BC3 format encodes 4x4 pixel block with 16 bytes, so the concept ‘pixel’ became useless (seems to me). Now I am allocating BlockWidth * BlockHeight with 4 uint32 channels for my resource and the texture can’t be sampled properly.

Environment:
Optix SDK 7.0, Win10, CUDA 10.2, GTX 1060

Thanks!

Hey this is a good question, and I don’t know the answer. Someone else on the team might be able to help tomorrow, but I thought you might be able to find an answer more quickly if you cross-posted this to the CUDA forum, since it’s really more of a CUDA API question than OptiX. https://forums.developer.nvidia.com/c/accelerated-computing/cuda/cuda-programming-and-performance/7

Hopefully someone here can help, but please do post here with the answer if you find out.


David.

Thanks David for your reply!
After a whole day’s suffering trial and errors, I managed to find out the answer (probably):

For example, if we are using a 256x256 texture with BC3 format, which encodes 4x4 pixels into one block with 16 bytes, we can know that this texture has 64x64 compressed blocks.

  • According to some hints from the document of cudaCreateTextureObject(), the ‘underlying resource’ channel desc should be uint4 / R32G32B32A32_UNSIGNED_INT for BC3 format, width =64, height = 64. Then, the resourceViewDesc should be filled with width = 256, height = 256, format=BC3 to re-interpret the ‘underlying resource’ in another way.
  • tex2D< float4 >() can be used in CUDA kernel to sample the texture.
  • texture filter mode can’t be set to ‘Linear’ because the resource use UNSIGNED_INT channels.

anyway, it seems to work finally.

Be careful about block compressed mipmaps though. The CUDA implementation of block compressed textures is not handling any texture levels with extents which are not a multiple of 4.
That’s due to the order in which the mipmaps are allocated and then re-interpreted with a resource view as a block compressed format. Since the mipmaps are not allocated with the necessary rounding (up) to 4x4 blocks but using the actual rounded (down) texels, the texture level extents are not matching the required block compressed extends for those.

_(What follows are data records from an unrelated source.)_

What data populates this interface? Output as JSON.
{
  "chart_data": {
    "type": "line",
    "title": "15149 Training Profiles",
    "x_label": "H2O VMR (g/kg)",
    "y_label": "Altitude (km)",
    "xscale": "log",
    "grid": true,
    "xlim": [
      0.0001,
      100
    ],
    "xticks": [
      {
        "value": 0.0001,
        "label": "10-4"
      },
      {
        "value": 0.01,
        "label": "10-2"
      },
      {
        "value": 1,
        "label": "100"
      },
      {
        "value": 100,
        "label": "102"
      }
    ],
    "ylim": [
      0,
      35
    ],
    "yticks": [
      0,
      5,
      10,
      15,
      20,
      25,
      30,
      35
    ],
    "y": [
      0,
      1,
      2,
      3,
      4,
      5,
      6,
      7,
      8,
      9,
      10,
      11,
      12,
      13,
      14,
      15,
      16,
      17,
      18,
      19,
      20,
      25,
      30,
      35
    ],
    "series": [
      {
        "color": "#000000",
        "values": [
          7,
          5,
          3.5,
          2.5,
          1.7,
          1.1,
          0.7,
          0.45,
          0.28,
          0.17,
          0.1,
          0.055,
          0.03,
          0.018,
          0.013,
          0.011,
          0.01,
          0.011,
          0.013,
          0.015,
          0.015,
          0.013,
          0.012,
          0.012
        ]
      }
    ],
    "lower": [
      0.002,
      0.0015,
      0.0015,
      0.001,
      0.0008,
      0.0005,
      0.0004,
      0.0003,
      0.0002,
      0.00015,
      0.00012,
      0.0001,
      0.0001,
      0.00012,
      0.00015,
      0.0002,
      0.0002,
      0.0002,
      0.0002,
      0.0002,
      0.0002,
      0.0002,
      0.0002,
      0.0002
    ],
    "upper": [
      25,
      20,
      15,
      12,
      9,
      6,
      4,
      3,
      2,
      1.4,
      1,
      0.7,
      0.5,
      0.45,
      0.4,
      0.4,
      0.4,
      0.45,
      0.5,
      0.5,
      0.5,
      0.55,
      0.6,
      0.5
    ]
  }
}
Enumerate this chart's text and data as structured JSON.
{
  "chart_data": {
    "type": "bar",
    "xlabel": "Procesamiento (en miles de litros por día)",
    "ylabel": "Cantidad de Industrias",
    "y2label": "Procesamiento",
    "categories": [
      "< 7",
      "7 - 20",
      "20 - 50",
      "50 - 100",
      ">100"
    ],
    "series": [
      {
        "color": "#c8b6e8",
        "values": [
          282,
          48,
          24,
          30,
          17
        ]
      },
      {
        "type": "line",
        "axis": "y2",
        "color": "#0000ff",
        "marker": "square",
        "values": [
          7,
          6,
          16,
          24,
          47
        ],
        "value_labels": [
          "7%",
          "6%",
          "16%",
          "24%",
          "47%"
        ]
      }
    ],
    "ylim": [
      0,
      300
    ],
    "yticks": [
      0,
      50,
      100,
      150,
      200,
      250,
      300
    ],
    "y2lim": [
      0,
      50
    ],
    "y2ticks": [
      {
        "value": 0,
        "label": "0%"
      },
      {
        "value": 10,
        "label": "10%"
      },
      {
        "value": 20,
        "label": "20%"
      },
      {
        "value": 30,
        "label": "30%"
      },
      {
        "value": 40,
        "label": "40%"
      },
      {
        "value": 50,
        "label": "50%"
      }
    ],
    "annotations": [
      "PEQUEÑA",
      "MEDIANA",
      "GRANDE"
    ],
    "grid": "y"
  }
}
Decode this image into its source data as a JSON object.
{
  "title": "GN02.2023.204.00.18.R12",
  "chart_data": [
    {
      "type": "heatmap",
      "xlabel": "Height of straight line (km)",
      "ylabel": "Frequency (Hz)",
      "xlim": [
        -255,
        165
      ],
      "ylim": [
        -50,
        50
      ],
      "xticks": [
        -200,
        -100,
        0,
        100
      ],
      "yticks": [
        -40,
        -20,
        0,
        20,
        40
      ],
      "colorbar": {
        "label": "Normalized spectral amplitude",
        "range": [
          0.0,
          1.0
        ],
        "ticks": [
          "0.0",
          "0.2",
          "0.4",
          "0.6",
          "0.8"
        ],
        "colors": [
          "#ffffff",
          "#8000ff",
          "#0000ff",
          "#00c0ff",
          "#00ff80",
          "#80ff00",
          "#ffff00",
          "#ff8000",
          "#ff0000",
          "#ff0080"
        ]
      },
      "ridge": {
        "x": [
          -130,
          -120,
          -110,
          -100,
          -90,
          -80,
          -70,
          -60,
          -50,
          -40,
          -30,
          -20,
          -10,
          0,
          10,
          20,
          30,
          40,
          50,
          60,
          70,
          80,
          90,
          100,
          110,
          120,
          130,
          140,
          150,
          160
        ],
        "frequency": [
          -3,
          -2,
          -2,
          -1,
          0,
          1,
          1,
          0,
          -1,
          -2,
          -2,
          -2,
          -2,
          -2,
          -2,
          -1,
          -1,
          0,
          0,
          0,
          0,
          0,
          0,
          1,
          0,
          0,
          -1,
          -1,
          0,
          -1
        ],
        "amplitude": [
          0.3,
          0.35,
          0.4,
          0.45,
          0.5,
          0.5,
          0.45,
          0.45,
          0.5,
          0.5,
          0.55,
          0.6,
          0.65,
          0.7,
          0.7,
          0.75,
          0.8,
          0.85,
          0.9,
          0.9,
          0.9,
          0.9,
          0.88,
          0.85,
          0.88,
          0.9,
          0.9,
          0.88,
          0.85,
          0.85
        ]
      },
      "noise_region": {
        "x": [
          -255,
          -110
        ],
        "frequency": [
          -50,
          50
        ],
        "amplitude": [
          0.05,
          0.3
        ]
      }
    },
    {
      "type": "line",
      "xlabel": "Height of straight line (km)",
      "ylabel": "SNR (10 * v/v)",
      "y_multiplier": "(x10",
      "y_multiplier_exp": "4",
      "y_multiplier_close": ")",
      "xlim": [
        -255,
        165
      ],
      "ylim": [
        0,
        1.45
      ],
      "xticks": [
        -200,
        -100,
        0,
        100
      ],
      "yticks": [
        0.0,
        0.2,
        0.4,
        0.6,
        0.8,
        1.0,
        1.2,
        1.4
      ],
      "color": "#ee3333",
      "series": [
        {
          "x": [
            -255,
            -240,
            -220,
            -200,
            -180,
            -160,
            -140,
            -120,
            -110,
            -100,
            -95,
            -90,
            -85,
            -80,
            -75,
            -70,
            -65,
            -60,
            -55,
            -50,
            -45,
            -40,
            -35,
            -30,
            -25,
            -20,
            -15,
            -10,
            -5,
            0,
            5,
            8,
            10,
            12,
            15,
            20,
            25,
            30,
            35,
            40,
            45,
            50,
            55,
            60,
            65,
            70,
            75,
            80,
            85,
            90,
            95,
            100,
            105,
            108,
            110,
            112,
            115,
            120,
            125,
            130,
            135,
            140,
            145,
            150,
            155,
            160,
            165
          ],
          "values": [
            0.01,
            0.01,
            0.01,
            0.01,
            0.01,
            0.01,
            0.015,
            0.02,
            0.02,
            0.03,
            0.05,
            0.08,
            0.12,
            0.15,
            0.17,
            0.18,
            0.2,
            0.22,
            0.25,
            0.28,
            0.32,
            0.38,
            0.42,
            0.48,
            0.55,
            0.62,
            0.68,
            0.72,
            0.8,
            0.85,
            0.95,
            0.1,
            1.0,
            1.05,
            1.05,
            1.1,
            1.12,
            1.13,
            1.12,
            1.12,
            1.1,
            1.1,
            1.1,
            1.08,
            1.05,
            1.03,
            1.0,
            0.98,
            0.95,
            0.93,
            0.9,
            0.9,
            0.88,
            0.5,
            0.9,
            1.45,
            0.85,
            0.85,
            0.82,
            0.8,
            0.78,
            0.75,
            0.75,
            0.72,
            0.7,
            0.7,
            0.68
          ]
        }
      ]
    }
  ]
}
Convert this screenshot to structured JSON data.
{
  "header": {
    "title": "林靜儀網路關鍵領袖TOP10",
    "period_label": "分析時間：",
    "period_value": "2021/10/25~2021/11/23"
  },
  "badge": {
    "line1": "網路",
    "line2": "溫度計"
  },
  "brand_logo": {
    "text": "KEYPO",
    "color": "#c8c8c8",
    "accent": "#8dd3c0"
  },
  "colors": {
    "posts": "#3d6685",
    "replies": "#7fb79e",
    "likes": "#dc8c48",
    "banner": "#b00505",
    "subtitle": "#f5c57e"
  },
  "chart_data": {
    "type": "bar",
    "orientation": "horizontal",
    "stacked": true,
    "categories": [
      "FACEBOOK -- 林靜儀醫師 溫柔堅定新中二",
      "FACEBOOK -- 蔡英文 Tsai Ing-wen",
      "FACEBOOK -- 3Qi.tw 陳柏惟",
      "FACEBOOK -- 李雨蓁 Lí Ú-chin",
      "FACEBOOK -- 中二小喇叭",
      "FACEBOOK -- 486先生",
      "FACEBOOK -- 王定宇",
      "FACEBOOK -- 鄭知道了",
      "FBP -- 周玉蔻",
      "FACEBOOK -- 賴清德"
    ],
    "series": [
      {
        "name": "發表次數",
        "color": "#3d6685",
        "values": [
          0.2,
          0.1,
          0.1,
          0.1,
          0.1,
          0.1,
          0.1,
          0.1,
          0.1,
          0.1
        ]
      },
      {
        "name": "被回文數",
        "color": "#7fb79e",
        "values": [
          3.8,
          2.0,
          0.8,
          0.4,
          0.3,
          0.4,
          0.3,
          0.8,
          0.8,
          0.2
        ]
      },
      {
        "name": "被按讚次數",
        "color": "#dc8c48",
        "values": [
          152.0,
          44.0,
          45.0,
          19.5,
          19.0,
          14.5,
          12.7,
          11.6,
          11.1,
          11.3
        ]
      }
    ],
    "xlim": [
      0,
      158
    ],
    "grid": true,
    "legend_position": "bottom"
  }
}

Means non-mipmapped textures with extents being a multiple of 4 will work. Other textures would need to be scaled.
Mipmaps would need to be limited to the smallest level which still has multiple of 4 extents both when downloading and sampling (set the texture description max mipmap level clamp.)

That block compressed resource view method is insufficient and requires a different API with native block compressed formats instead to determine the correct mipmap sizes in blocks. This is a long standing CUDA bug I filed after analyzing this problem:
https://forums.developer.nvidia.com/t/mip-map-with-block-compressed-texture/72170

2 Likes

Thanks detlef! Our project compiles textures to make sure its width/height are power of 2. And I abandoned last 2 mip levels when I create the CUDA texture object. This is a compromise I worked out for BC mipmap problem.

Right, but that will only work for square non-power of two textures.
Rectangular textures can have more than two mipmap levels with extents smaller than 4.